Потери с той и другой стороны были таковы (я думаю, что я близок к истине, поскольку получил сведения с обеих сторон): мы потеряли Жюльена Бурнеля. капитана королевской охраны, одного дворянина на жаловании в 20 экю, девять шотландских лучников, из других конников авангарда – около 20 человек, а в обозе потери составили 60 или 80 погонщиков; итальянцы же потеряли 350 кавалеристов, погибших на поле боя; в плен не попал никто, чего, вероятно, никогда не бывало в сражениях. Из стратиотов погибли немногие, поскольку они набросились на обоз, а всего у них погибло около 3500 человек, как говорили мне некоторые из их наиболее высокопоставленных людей (правда, другие называли иную цифру); из знатных людей, согласно виденному мною списку, полегло до 18 персон, среди которых четверо или пятеро из дома Гонзаго, к которому принадлежит маркиз; этот последний потерял почти 60 кавалеристов – дворян из своих земель, а пехотинцев среди погибших не было ни одного.
Удивительно, что столько людей было убито в рукопашной схватке, ибо артиллерия с обеих сторон, как полагаю, уложила всего десяток человек[552]
и весь бой длился не более четверти часа, ибо, как только итальянцы сломали или метнули копья, они все бежали. Погоня же продолжалась примерно три четверти часа. В Италии не привыкли к таким битвам, поскольку они сражаются, вводя одно соединение за другим, и бой, бывает, тянется целый день, никому не принося победы.С их стороны бегство было великое: бежало почти 300 кавалеристов и большая часть стратиотов, одни – в Реджо, что довольно далеко оттуда, а другие – в Парму, до которой было около восьми лье. В тот момент, когда утром завязалось сражение, от нас бежал» граф Питильяно и сеньор Вирджинио Орсини, и последний остановился в доме одного дворянина; они ведь были нашими пленниками а слово, и мы нанесли им большую обиду. Граф же бежал прямо к своим. Он был хорошо известен среди кавалеристов, поскольку служил у флорентийцев и у короля Ферранте. Когда они повернули назад, он бросился за ними с криком: «Питильяно! Питильяно!». Когда он достиг их лагеря, то там уже грузили палатки и стояло множество нагруженных мулов. Он проскакал около трех лье вслед за убегающими, крича им. что победа за ними, дабы они вернулись за добычей, и таким образом подняв их дух, он большую часть их повернул обратно, а если бы не он, то они бы все разбежались. Так что этот человек, ушедший от нас, оказал им отнюдь не малую услугу.
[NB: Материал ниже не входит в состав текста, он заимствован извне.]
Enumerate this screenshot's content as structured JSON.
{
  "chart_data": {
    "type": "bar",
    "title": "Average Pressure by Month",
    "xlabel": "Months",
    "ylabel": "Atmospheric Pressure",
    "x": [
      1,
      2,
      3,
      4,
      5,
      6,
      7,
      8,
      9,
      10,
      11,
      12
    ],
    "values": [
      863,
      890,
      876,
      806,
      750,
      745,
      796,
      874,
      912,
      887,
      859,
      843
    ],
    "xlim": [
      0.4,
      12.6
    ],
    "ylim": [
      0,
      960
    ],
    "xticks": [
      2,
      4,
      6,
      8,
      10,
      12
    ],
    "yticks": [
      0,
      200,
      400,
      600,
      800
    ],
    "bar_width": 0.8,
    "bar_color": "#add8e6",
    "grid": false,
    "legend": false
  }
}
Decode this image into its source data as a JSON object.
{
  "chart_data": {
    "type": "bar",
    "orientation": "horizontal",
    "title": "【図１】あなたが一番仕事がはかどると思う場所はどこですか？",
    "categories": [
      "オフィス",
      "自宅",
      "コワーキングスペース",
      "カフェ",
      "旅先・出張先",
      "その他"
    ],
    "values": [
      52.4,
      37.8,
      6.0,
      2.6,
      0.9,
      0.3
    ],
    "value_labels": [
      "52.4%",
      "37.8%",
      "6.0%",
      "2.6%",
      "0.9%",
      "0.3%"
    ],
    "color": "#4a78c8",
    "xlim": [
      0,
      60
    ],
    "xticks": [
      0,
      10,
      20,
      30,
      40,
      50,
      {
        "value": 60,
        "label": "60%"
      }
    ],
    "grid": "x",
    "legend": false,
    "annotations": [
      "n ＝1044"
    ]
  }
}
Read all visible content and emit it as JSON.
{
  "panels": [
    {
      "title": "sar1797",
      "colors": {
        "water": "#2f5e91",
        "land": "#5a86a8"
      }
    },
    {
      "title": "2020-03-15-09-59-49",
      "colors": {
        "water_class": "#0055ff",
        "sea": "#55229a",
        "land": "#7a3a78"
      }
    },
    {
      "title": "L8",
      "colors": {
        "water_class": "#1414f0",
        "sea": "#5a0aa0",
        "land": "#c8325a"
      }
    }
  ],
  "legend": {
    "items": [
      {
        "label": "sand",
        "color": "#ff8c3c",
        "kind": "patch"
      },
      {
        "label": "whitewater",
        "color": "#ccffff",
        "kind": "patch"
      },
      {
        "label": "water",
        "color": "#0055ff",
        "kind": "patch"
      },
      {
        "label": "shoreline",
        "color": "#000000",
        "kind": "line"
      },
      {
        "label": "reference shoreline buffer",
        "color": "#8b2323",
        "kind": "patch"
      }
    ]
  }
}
А вечером он предложил атаковать нас, но никто и слушать его не хотел. Об этом мне впоследствии рассказывали они сами, в том числе и маркиз Мантуанский, сказавший, что именно граф остановил их войско; и действительно, если бы не он, то ночью все они бежали бы.
Когда все мы собрались вокруг короля, то увидели за пределами их лагеря множество кавалеристов в боевом строю, причем виднелись только их головы и копья, а также пехотинцев, не вступавших в бой. Но расстояние до них было большее, чем казалось, и, чтобы атаковать их, нужно было перейти реку, вода в которой поднялась и стала разливаться, ибо весь этот день шел на диво сильный дождь с молнией и громом, особенно во время битвы и погони. Король спрашивал совета, стоит ли двинуться на них или нет. При нем состояла трое итальянских рыцарей: один – Джан-Джакомо Тривульцио, который жив по сю пору и преуспевает; другой – мессир Франческо Секко, достойнейший рыцарь 72 лет, который был на содержании флорентийцев; а третий – мессир Камилло Вителли. Последний со своими тремя братьями был на жалованье у короля, и прибыл он к нему без приглашения, чтобы участвовать в битве при Сарцане, из Читта-ди-Кастелло, проделав очень большой путь; этот Камилло приехал один, поскольку понял, что со своим отрядом он не сможет добраться до короля.